# Do you use 5w-30 or 5w-40 synthetic oil for summer driving?



## urbanskywalker (Jul 6, 2013)

Do you use 5w-30 or 5w-40 synthetic oil? On a recent oil change I noticed the mechanic used 5-30 while the previous time they had used 5-40. Which would be better for summer driving? The manual says both are rated from my VW Turbo TSI engine but I want to use the best for long term wear and tear.


----------



## drtechy (Jun 3, 2009)

I use 0w40 all year round

posted using tapatalk


----------



## ridgemanron (Sep 27, 2011)

Just had a lot of Motorsport related add-ons done at Linden VW, including an oil change.
Had 5W40 in it previously and that's what they used this time.


----------



## Cadenza_7o (Jan 23, 2001)

The 'w' after the 0 or 5 is the winter/cold viscosity, the 30 or 40 is the summer/hot viscosity. If your location sees days of 95*F and higher regularly, I would use 5w-40 or 0w-40.


----------



## Mr Gee (Jan 30, 2006)

Over here in Australia, where we see the occasional mid 40 centigrade in summer, still use 0-30 oil with no issues


----------



## ridgemanron (Sep 27, 2011)

Mr Gee said:


> Over here in Australia, where we see the occasional mid 40 centigrade in summer, still use 0-30 oil with no issues


Go, Go Uncle Jed !


----------



## Cadenza_7o (Jan 23, 2001)

Mr Gee said:


> Over here in Australia, where we see the occasional mid 40 centigrade in summer, still use 0-30 oil with no issues.

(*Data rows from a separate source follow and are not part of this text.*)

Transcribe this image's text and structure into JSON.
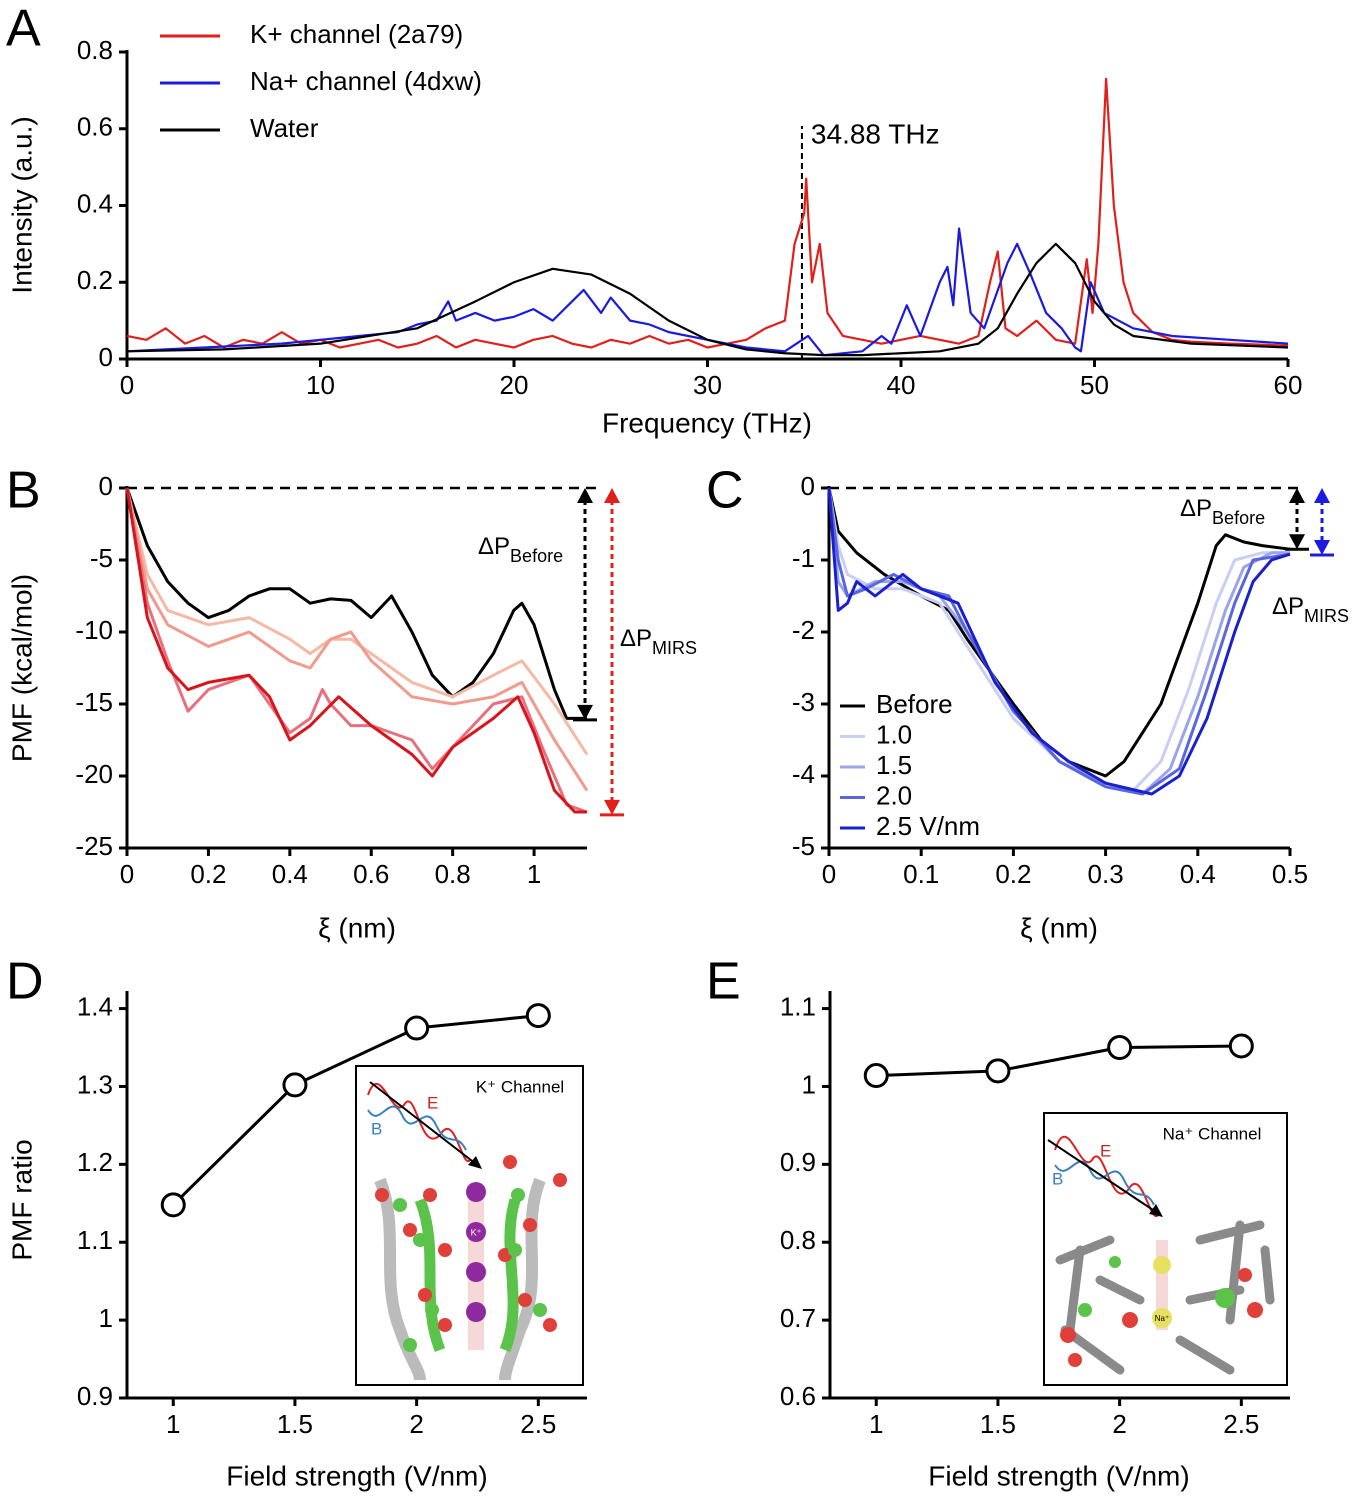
{
  "chart_data": [
    {
      "type": "line",
      "panel_label": "A",
      "xlabel": "Frequency (THz)",
      "ylabel": "Intensity (a.u.)",
      "xlim": [
        0,
        60
      ],
      "ylim": [
        0,
        0.8
      ],
      "xticks": [
        0,
        10,
        20,
        30,
        40,
        50,
        60
      ],
      "yticks": [
        0,
        0.2,
        0.4,
        0.6,
        0.8
      ],
      "legend": "upper left",
      "vline": {
        "x": 34.88,
        "label": "34.88 THz"
      },
      "series": [
        {
          "name": "K+ channel (2a79)",
          "color": "#e0201b",
          "x": [
            0,
            1,
            2,
            3,
            4,
            5,
            6,
            7,
            8,
            9,
            10,
            11,
            12,
            13,
            14,
            15,
            16,
            17,
            18,
            19,
            20,
            21,
            22,
            23,
            24,
            25,
            26,
            27,
            28,
            29,
            30,
            31,
            32,
            33,
            34,
            34.5,
            35,
            35.1,
            35.4,
            35.8,
            36.2,
            37,
            38,
            39,
            40,
            41,
            42,
            43,
            44,
            44.6,
            45,
            45.4,
            46,
            47,
            48,
            49,
            49.6,
            49.9,
            50.2,
            50.6,
            51,
            51.5,
            52,
            53,
            54,
            55,
            57,
            60
          ],
          "values": [
            0.06,
            0.05,
            0.08,
            0.04,
            0.06,
            0.03,
            0.05,
            0.04,
            0.07,
            0.04,
            0.05,
            0.03,
            0.04,
            0.05,
            0.03,
            0.04,
            0.06,
            0.03,
            0.05,
            0.04,
            0.03,
            0.05,
            0.06,
            0.04,
            0.03,
            0.05,
            0.04,
            0.06,
            0.04,
            0.05,
            0.03,
            0.04,
            0.05,
            0.08,
            0.1,
            0.3,
            0.38,
            0.47,
            0.2,
            0.3,
            0.12,
            0.06,
            0.05,
            0.04,
            0.05,
            0.06,
            0.05,
            0.04,
            0.06,
            0.2,
            0.28,
            0.08,
            0.06,
            0.1,
            0.05,
            0.04,
            0.26,
            0.12,
            0.3,
            0.73,
            0.4,
            0.2,
            0.12,
            0.07,
            0.05,
            0.045,
            0.04,
            0.035
          ]
        },
        {
          "name": "Na+ channel (4dxw)",
          "color": "#1a1ae0",
          "x": [
            0,
            2,
            4,
            6,
            8,
            10,
            12,
            14,
            15,
            16,
            16.6,
            17,
            18,
            19,
            20,
            21,
            22,
            23,
            23.6,
            24.5,
            25,
            26,
            27,
            28,
            30,
            32,
            34,
            35.2,
            36,
            38,
            39,
            39.5,
            40.3,
            41,
            42,
            42.4,
            42.7,
            43,
            43.6,
            44.3,
            45.5,
            46,
            46.7,
            47.5,
            48.3,
            49,
            49.3,
            49.8,
            50.5,
            52,
            54,
            57,
            60
          ],
          "values": [
            0.02,
            0.025,
            0.03,
            0.035,
            0.04,
            0.05,
            0.06,
            0.07,
            0.09,
            0.1,
            0.15,
            0.1,
            0.12,
            0.1,
            0.11,
            0.13,
            0.1,
            0.15,
            0.18,
            0.12,
            0.16,
            0.1,
            0.09,
            0.07,
            0.05,
            0.03,
            0.02,
            0.06,
            0.01,
            0.02,
            0.06,
            0.04,
            0.14,
            0.06,
            0.2,
            0.24,
            0.14,
            0.34,
            0.12,
            0.08,
            0.25,
            0.3,
            0.22,
            0.12,
            0.08,
            0.03,
            0.02,
            0.2,
            0.12,
            0.08,
            0.06,
            0.05,
            0.04
          ]
        },
        {
          "name": "Water",
          "color": "#000000",
          "x": [
            0,
            5,
            10,
            15,
            18,
            20,
            22,
            24,
            26,
            28,
            30,
            32,
            34,
            36,
            38,
            40,
            42,
            44,
            45,
            46,
            47,
            48,
            49,
            50,
            51,
            52,
            55,
            60
          ],
          "values": [
            0.02,
            0.025,
            0.04,
            0.08,
            0.15,
            0.2,
            0.235,
            0.22,
            0.17,
            0.1,
            0.05,
            0.025,
            0.015,
            0.01,
            0.01,
            0.015,
            0.02,
            0.04,
            0.08,
            0.17,
            0.25,
            0.3,
            0.25,
            0.15,
            0.09,
            0.06,
            0.04,
            0.03
          ]
        }
      ]
    },
    {
      "type": "line",
      "panel_label": "B",
      "xlabel": "ξ (nm)",
      "ylabel": "PMF (kcal/mol)",
      "xlim": [
        0,
        1.13
      ],
      "ylim": [
        -25,
        0
      ],
      "xticks": [
        0,
        0.2,
        0.4,
        0.6,
        0.8,
        1
      ],
      "yticks": [
        0,
        -5,
        -10,
        -15,
        -20,
        -25
      ],
      "hline": 0,
      "arrows": [
        {
          "to": -16.1,
          "color": "#000000",
          "label": {
            "text": "ΔP",
            "sub": "Before"
          }
        },
        {
          "to": -22.7,
          "color": "#e0201b",
          "label": {
            "text": "ΔP",
            "sub": "MIRS"
          }
        }
      ],
      "series": [
        {
          "color": "#000000",
          "x": [
            0,
            0.05,
            0.1,
            0.15,
            0.2,
            0.25,
            0.3,
            0.35,
            0.4,
            0.45,
            0.5,
            0.55,
            0.6,
            0.65,
            0.7,
            0.75,
            0.8,
            0.85,
            0.9,
            0.95,
            0.97,
            1.0,
            1.05,
            1.08,
            1.13
          ],
          "values": [
            0,
            -4,
            -6.5,
            -8,
            -9,
            -8.5,
            -7.5,
            -7,
            -7,
            -8,
            -7.7,
            -7.8,
            -9,
            -7.5,
            -10,
            -13,
            -14.5,
            -13.5,
            -11.5,
            -8.5,
            -8,
            -9.5,
            -14,
            -16,
            -16
          ]
        },
        {
          "color": "#f7b9a4",
          "x": [
            0,
            0.05,
            0.1,
            0.2,
            0.3,
            0.4,
            0.45,
            0.5,
            0.55,
            0.6,
            0.7,
            0.8,
            0.9,
            0.97,
            1.05,
            1.13
          ],
          "values": [
            0,
            -6,
            -8.5,
            -9.5,
            -9,
            -10.5,
            -11.5,
            -10.5,
            -10.5,
            -11.5,
            -13.5,
            -14.5,
            -13,
            -12,
            -15,
            -18.5
          ]
        },
        {
          "color": "#f19a8e",
          "x": [
            0,
            0.05,
            0.1,
            0.2,
            0.3,
            0.4,
            0.45,
            0.5,
            0.55,
            0.6,
            0.7,
            0.8,
            0.9,
            0.97,
            1.05,
            1.13
          ],
          "values": [
            0,
            -7,
            -9.5,
            -11,
            -10,
            -12,
            -12.5,
            -10.5,
            -10,
            -12,
            -14.5,
            -15,
            -14.5,
            -13.5,
            -17.5,
            -21
          ]
        },
        {
          "color": "#e8707e",
          "x": [
            0,
            0.05,
            0.1,
            0.15,
            0.2,
            0.3,
            0.4,
            0.45,
            0.48,
            0.5,
            0.55,
            0.6,
            0.7,
            0.75,
            0.8,
            0.9,
            0.97,
            1.02,
            1.08,
            1.13
          ],
          "values": [
            0,
            -8,
            -12,
            -15.5,
            -14,
            -13,
            -17,
            -16,
            -14,
            -15,
            -16.5,
            -16.5,
            -17.5,
            -19.5,
            -18,
            -15,
            -14.5,
            -18,
            -22,
            -22.5
          ]
        },
        {
          "color": "#d8141c",
          "x": [
            0,
            0.05,
            0.1,
            0.15,
            0.2,
            0.3,
            0.35,
            0.4,
            0.45,
            0.52,
            0.6,
            0.7,
            0.75,
            0.8,
            0.9,
            0.96,
            1.0,
            1.05,
            1.1,
            1.13
          ],
          "values": [
            0,
            -9,
            -12.5,
            -14,
            -13.5,
            -13,
            -14.5,
            -17.5,
            -16.5,
            -14.5,
            -16.5,
            -18.5,
            -20,
            -18,
            -16,
            -14.5,
            -17,
            -21,
            -22.5,
            -22.5
          ]
        }
      ]
    },
    {
      "type": "line",
      "panel_label": "C",
      "xlabel": "ξ (nm)",
      "xlim": [
        0,
        0.5
      ],
      "ylim": [
        -5,
        0
      ],
      "xticks": [
        0,
        0.1,
        0.2,
        0.3,
        0.4,
        0.5
      ],
      "yticks": [
        0,
        -1,
        -2,
        -3,
        -4,
        -5
      ],
      "hline": 0,
      "legend": "lower left",
      "arrows": [
        {
          "to": -0.85,
          "color": "#000000",
          "label": {
            "text": "ΔP",
            "sub": "Before"
          }
        },
        {
          "to": -0.93,
          "color": "#1a1ae0",
          "label": {
            "text": "ΔP",
            "sub": "MIRS"
          }
        }
      ],
      "series": [
        {
          "name": "Before",
          "color": "#000000",
          "x": [
            0,
            0.01,
            0.03,
            0.06,
            0.1,
            0.13,
            0.15,
            0.2,
            0.23,
            0.26,
            0.3,
            0.32,
            0.36,
            0.4,
            0.42,
            0.43,
            0.45,
            0.47,
            0.5
          ],
          "values": [
            0,
            -0.6,
            -0.9,
            -1.2,
            -1.5,
            -1.7,
            -2.1,
            -3.0,
            -3.5,
            -3.8,
            -4.0,
            -3.8,
            -3.0,
            -1.6,
            -0.8,
            -0.65,
            -0.75,
            -0.8,
            -0.85
          ]
        },
        {
          "name": "1.0",
          "color": "#c9cff2",
          "x": [
            0,
            0.01,
            0.02,
            0.05,
            0.08,
            0.12,
            0.15,
            0.2,
            0.25,
            0.3,
            0.33,
            0.36,
            0.39,
            0.42,
            0.44,
            0.47,
            0.5
          ],
          "values": [
            0,
            -0.8,
            -1.2,
            -1.4,
            -1.4,
            -1.6,
            -2.2,
            -3.2,
            -3.8,
            -4.1,
            -4.2,
            -3.8,
            -2.8,
            -1.6,
            -1.0,
            -0.9,
            -0.9
          ]
        },
        {
          "name": "1.5",
          "color": "#9aa4ec",
          "x": [
            0,
            0.01,
            0.02,
            0.05,
            0.08,
            0.12,
            0.15,
            0.2,
            0.25,
            0.3,
            0.34,
            0.37,
            0.4,
            0.43,
            0.45,
            0.48,
            0.5
          ],
          "values": [
            0,
            -1.3,
            -1.5,
            -1.3,
            -1.3,
            -1.5,
            -2.0,
            -3.1,
            -3.8,
            -4.1,
            -4.25,
            -3.9,
            -2.9,
            -1.7,
            -1.1,
            -0.9,
            -0.9
          ]
        },
        {
          "name": "2.0",
          "color": "#5a66e0",
          "x": [
            0,
            0.01,
            0.02,
            0.04,
            0.07,
            0.1,
            0.13,
            0.15,
            0.2,
            0.25,
            0.3,
            0.34,
            0.38,
            0.41,
            0.44,
            0.46,
            0.5
          ],
          "values": [
            0,
            -1.0,
            -1.5,
            -1.4,
            -1.2,
            -1.4,
            -1.5,
            -2.0,
            -3.1,
            -3.8,
            -4.15,
            -4.25,
            -3.9,
            -2.8,
            -1.6,
            -1.0,
            -0.92
          ]
        },
        {
          "name": "2.5 V/nm",
          "color": "#1a20d0",
          "x": [
            0,
            0.01,
            0.02,
            0.03,
            0.05,
            0.08,
            0.1,
            0.14,
            0.18,
            0.22,
            0.26,
            0.3,
            0.35,
            0.38,
            0.41,
            0.44,
            0.46,
            0.48,
            0.5
          ],
          "values": [
            0,
            -1.7,
            -1.6,
            -1.3,
            -1.5,
            -1.2,
            -1.4,
            -1.6,
            -2.7,
            -3.4,
            -3.8,
            -4.1,
            -4.25,
            -4.0,
            -3.2,
            -2.0,
            -1.3,
            -1.0,
            -0.92
          ]
        }
      ]
    },
    {
      "type": "line",
      "panel_label": "D",
      "xlabel": "Field strength (V/nm)",
      "ylabel": "PMF ratio",
      "xlim": [
        0.81,
        2.7
      ],
      "ylim": [
        0.9,
        1.42
      ],
      "xticks": [
        1,
        1.5,
        2,
        2.5
      ],
      "yticks": [
        0.9,
        1,
        1.1,
        1.2,
        1.3,
        1.4
      ],
      "marker": "circle",
      "color": "#000000",
      "x": [
        1,
        1.5,
        2,
        2.5
      ],
      "values": [
        1.148,
        1.302,
        1.375,
        1.391
      ],
      "inset": {
        "title": "K⁺ Channel",
        "e": "E",
        "b": "B",
        "ion": "K⁺"
      }
    },
    {
      "type": "line",
      "panel_label": "E",
      "xlabel": "Field strength (V/nm)",
      "xlim": [
        0.81,
        2.7
      ],
      "ylim": [
        0.6,
        1.12
      ],
      "xticks": [
        1,
        1.5,
        2,
        2.5
      ],
      "yticks": [
        0.6,
        0.7,
        0.8,
        0.9,
        1,
        1.1
      ],
      "marker": "circle",
      "color": "#000000",
      "x": [
        1,
        1.5,
        2,
        2.5
      ],
      "values": [
        1.014,
        1.02,
        1.05,
        1.052
      ],
      "inset": {
        "title": "Na⁺ Channel",
        "e": "E",
        "b": "B",
        "ion": "Na⁺"
      }
    }
  ]
}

Although both my cars have the same manufacturer's recommendation (5w30 or 5w40), I can't remember the last time I used 5w40 here in Southern Cal. But there are parts in the US where heat and humidity are quite bad for months in a row.

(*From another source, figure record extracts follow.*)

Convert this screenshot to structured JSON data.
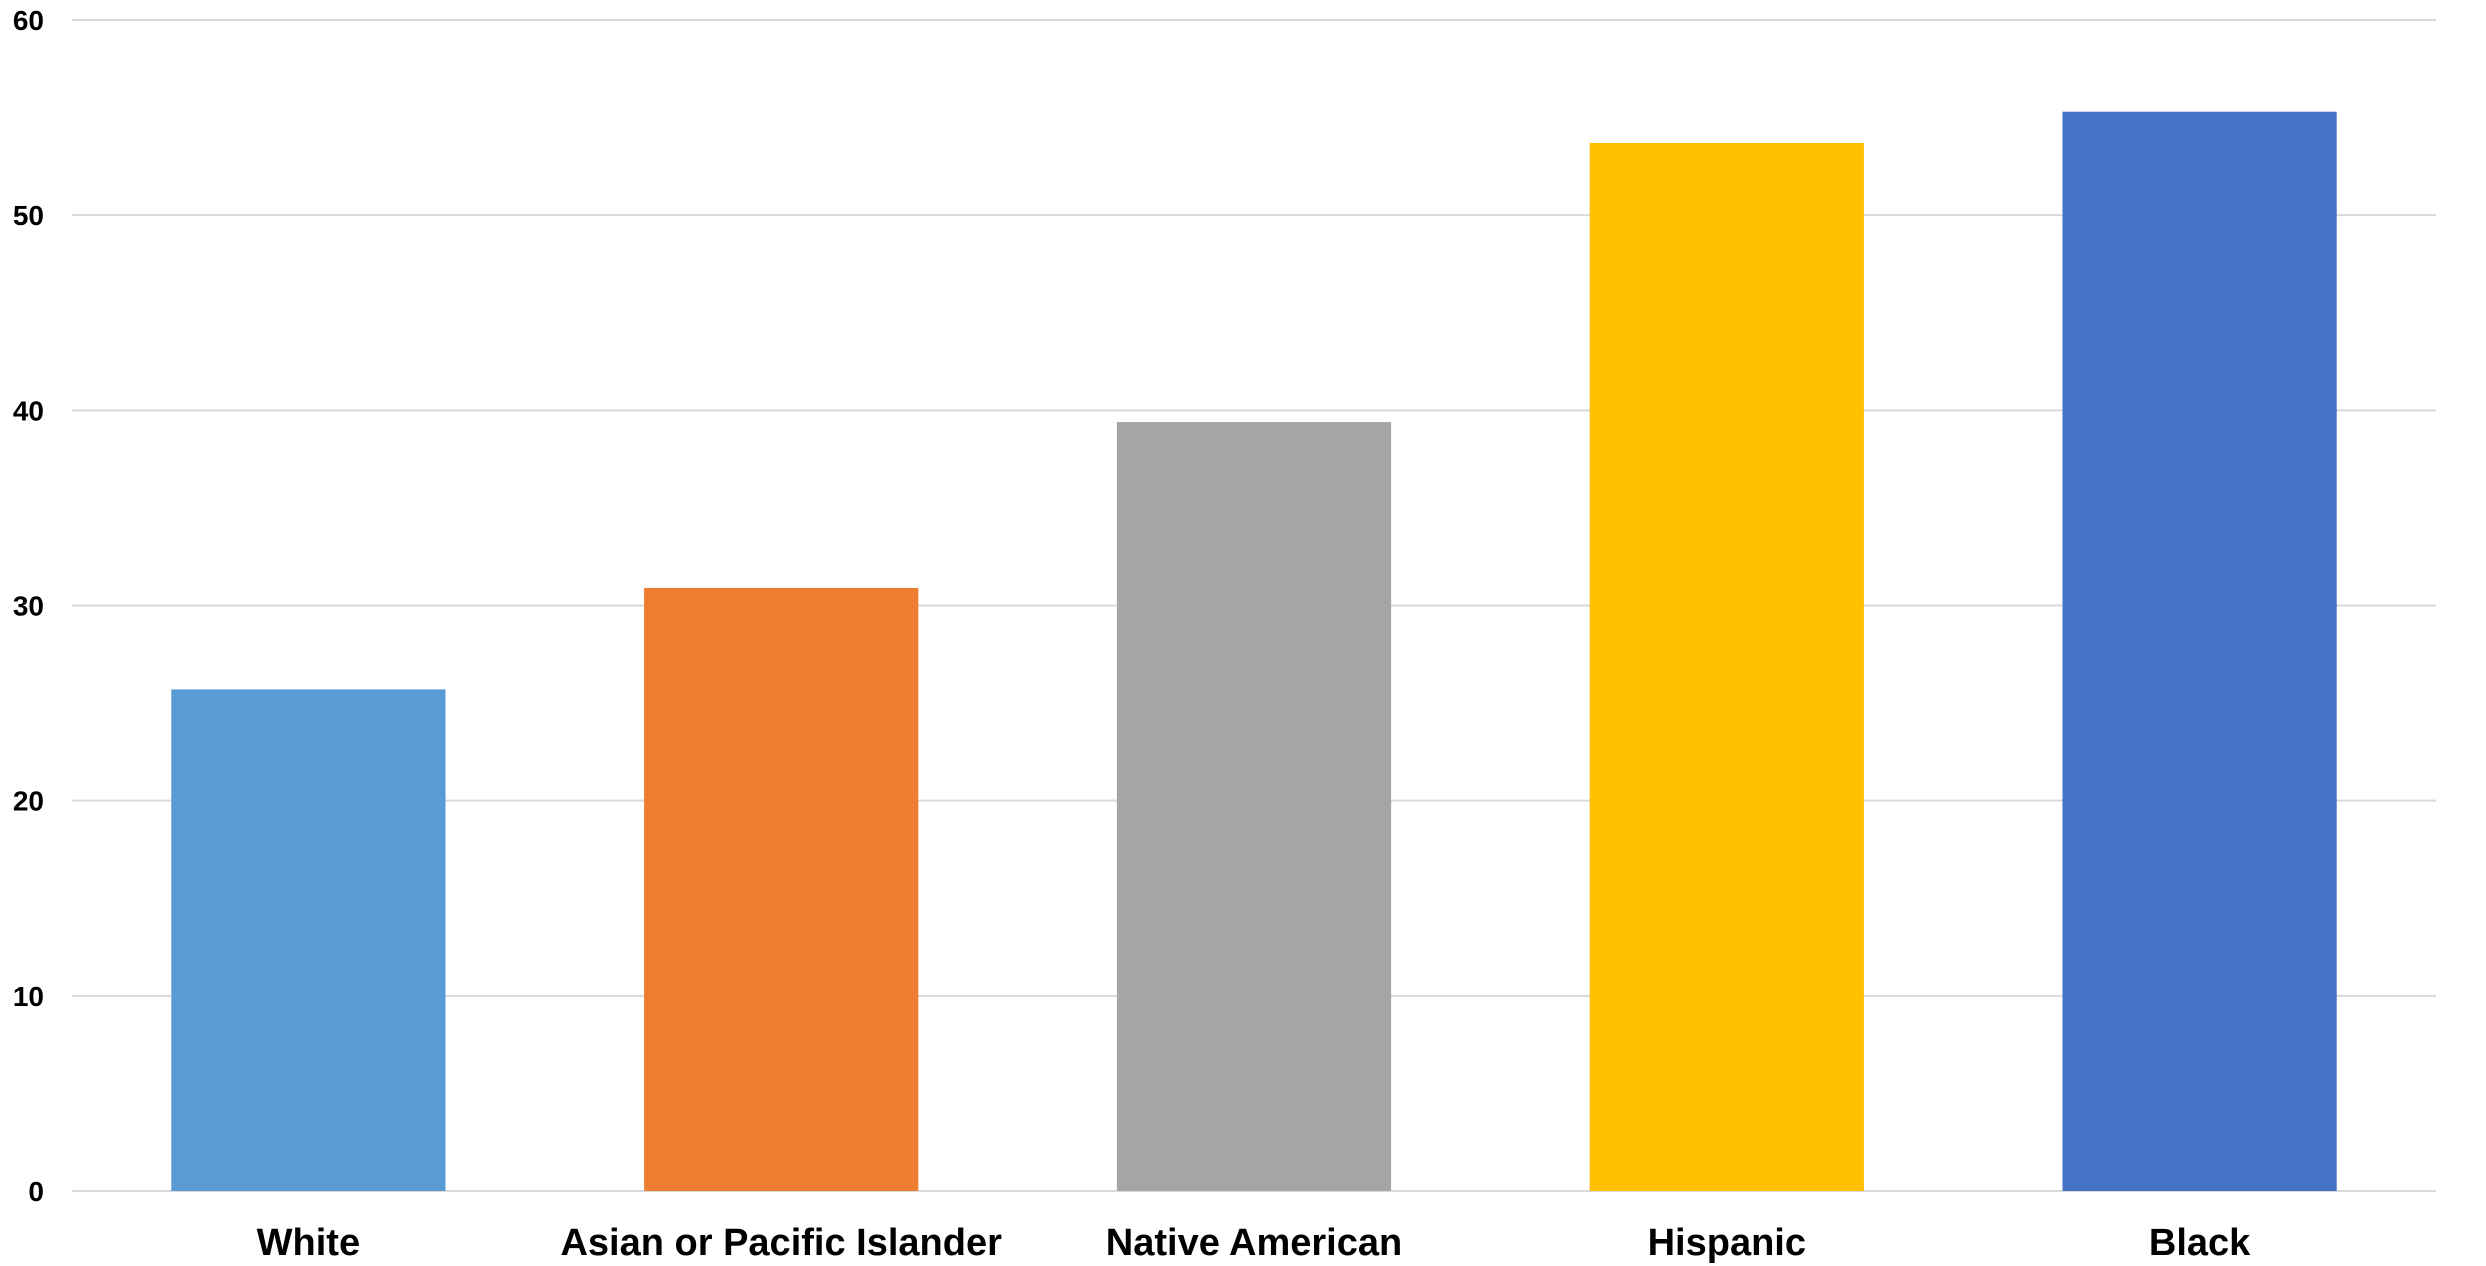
{
  "chart_data": {
    "type": "bar",
    "categories": [
      "White",
      "Asian or Pacific Islander",
      "Native American",
      "Hispanic",
      "Black"
    ],
    "values": [
      25.7,
      30.9,
      39.4,
      53.7,
      55.3
    ],
    "colors": [
      "#5b9bd5",
      "#ed7d31",
      "#a5a5a5",
      "#ffc000",
      "#4472c4"
    ],
    "title": "",
    "xlabel": "",
    "ylabel": "",
    "ylim": [
      0,
      60
    ],
    "yticks": [
      0,
      10,
      20,
      30,
      40,
      50,
      60
    ],
    "grid": true,
    "legend": "none"
  }
}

BTW, glad to see zee Germans treating you well in Down Under. We only dream of the Scirocco.


----------



## urbanskywalker (Jul 6, 2013)

We might hit that temp a few times over summer but not consistently. At least half the year it's the cold that is the real problem. Thanks for the input.



Cadenza_7o said:


> The 'w' after the 0 or 5 is the winter/cold viscosity, the 30 or 40 is the summer/hot viscosity. If your location sees days of 95*F and higher regularly, I would use 5w-40 or 0w-40.


----------